Here is this library on github mozilla pdf.js
You just have to change the scaling of your pdf i.e. when rendering a page:
pdfDoc.getPage(num).then(function(page) {
var viewport = page.getViewport(scale);
canvas.height = viewport.height;
canvas.width = viewport.width;
...
It is the scale value you have to change. Then, the resulting rendered image will fit into the canvas given its dimensions e.g. in CSS. What this means is that you produce a bigger image, fit it into the container you had before and so you effectively improve the resolution.
There is renderPage function in web/viewer.js and print resolution is hard-coded in there as 150 DPI.
function renderPage(activeServiceOnEntry, pdfDocument, pageNumber, size) {
var scratchCanvas = activeService.scratchCanvas;
var PRINT_RESOLUTION = 150;
var PRINT_UNITS = PRINT_RESOLUTION / 72.0;
To change print resolution to 300 DPI, simply change the line below.
var PRINT_RESOLUTION = 300;
See How to increase print quality of PDF file with PDF.js viewer for more details.
Maybe it's an issue related with pixel ratio, it used to happen to me when device pixel ratio is bigger than 1 (for example iPhone, iPad, etc.. you can read this question for a better explanation.

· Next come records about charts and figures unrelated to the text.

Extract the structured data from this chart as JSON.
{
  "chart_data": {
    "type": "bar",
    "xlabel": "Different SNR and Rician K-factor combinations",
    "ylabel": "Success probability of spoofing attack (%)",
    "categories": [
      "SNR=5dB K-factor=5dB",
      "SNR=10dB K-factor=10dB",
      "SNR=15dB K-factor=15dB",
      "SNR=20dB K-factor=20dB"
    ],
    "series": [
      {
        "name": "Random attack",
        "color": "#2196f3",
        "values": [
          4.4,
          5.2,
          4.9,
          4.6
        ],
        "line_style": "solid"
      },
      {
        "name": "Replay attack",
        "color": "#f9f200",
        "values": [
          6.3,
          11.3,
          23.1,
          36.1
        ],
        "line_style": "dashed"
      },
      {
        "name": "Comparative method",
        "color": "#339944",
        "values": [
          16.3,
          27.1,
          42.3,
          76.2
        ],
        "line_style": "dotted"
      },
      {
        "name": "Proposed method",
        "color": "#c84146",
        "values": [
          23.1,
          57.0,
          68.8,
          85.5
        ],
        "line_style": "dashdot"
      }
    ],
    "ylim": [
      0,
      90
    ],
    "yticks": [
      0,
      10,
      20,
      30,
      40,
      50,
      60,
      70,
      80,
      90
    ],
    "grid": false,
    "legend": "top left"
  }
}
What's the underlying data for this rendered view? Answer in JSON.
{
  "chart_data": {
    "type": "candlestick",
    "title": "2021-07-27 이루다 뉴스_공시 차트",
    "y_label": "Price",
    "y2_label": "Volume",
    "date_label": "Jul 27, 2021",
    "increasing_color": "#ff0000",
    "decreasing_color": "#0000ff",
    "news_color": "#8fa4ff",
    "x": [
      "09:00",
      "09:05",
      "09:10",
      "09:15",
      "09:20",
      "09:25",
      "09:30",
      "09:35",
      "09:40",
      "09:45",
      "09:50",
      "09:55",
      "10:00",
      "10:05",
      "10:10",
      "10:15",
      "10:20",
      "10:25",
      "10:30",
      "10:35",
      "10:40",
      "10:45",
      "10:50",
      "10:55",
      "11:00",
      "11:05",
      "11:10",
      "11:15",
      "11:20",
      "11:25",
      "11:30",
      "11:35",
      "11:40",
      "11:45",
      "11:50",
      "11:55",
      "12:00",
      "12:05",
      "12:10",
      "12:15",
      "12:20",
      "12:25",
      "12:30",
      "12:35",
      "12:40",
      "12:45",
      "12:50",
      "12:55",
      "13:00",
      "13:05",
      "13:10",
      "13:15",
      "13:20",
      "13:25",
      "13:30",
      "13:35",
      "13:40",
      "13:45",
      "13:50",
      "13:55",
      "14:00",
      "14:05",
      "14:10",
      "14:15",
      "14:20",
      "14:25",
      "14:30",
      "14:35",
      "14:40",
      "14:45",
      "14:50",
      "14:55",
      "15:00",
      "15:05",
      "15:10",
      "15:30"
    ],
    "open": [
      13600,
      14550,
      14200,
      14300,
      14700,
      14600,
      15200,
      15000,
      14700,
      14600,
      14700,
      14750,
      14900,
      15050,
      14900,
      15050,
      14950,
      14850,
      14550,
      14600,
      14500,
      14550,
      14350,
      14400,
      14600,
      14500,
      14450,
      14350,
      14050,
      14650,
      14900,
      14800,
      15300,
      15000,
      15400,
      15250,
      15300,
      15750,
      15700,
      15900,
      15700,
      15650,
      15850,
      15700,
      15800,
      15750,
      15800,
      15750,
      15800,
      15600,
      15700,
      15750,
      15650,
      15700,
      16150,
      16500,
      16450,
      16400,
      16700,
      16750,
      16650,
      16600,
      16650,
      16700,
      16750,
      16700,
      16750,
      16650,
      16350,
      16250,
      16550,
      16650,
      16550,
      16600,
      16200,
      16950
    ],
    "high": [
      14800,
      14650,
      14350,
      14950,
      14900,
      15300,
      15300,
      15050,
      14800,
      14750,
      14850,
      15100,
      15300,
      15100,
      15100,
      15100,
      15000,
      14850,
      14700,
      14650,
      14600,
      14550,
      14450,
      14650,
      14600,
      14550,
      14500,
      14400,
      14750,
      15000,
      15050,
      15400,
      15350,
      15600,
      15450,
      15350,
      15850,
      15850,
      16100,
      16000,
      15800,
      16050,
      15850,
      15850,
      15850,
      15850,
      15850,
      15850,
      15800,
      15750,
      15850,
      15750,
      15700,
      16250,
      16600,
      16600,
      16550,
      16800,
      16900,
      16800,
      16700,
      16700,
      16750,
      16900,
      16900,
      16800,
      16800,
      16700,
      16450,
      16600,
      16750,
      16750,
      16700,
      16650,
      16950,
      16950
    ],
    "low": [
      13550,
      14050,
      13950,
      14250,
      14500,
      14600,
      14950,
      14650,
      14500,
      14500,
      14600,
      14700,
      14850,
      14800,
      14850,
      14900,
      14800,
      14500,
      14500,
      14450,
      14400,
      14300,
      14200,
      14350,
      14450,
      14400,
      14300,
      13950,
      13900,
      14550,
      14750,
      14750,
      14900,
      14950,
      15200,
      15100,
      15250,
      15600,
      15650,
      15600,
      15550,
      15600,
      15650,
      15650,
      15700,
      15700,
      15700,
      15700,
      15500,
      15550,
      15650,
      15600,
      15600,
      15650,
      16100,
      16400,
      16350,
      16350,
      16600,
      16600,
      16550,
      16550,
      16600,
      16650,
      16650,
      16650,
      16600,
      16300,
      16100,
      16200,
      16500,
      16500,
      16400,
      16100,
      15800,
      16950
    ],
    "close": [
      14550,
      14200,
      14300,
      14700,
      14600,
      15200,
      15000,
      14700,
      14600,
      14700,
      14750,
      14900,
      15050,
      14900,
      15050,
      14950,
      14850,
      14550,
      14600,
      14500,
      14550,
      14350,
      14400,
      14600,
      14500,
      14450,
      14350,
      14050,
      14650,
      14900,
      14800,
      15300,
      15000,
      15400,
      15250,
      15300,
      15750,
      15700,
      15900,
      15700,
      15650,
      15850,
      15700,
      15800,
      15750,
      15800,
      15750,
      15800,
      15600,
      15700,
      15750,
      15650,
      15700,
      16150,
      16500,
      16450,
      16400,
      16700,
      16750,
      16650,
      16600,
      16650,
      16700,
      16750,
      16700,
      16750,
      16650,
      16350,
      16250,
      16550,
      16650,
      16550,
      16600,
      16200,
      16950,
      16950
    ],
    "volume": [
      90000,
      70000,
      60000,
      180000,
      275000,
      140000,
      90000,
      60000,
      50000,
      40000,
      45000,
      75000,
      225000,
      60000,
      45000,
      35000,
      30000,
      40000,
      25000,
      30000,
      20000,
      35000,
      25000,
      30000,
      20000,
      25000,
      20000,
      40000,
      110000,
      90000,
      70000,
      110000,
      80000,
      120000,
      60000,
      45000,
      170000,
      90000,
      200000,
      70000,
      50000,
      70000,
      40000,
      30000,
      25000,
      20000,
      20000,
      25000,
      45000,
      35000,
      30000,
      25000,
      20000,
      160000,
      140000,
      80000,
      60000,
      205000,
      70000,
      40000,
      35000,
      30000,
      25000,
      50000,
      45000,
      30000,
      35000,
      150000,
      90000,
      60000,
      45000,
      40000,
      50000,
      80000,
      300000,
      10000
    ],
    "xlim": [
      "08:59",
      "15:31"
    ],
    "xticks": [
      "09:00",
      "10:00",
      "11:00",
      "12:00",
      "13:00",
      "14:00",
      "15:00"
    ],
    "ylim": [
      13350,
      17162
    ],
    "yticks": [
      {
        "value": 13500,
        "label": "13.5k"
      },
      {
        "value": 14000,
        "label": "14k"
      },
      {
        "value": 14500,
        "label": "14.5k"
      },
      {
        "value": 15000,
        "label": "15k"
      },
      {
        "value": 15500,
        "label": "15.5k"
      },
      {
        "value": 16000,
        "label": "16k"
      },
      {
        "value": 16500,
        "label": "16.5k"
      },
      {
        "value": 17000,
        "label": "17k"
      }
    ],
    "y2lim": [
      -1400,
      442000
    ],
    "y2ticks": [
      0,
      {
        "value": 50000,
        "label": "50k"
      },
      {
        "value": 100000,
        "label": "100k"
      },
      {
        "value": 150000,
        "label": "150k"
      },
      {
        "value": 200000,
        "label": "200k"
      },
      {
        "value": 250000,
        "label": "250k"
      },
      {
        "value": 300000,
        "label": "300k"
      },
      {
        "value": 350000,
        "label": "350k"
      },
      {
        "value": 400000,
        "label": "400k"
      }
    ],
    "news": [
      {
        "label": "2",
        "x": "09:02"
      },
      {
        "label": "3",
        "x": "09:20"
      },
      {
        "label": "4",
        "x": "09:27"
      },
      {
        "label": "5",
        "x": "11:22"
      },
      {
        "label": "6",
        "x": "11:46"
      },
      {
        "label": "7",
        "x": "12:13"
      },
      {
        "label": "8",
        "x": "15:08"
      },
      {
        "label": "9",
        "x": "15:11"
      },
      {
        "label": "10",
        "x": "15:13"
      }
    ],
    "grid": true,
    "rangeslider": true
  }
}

Just try that file on PDF.js Viewer. If it works like expected, you must check how PDF.js works with pixel ratio > 1 here. What library basically does is:
canvas.width = viewport.width * window.devicePixelRatio;
canvas.styles.width = viewport.width + 'px'; // Note: The px unit is required here
But you must check how PDF.js works for better perfomance
I ran into the same issue and I used the intent option of renderContent to fix that.
const renderContext = {
intent: 'print',
// ....
}
var renderTask = page.render(renderContext);
As per docs renderContext accepts intent which supports three values - display, print or any. The default is display. When I used print instead the render quality was extremely good, at par with any desktop app.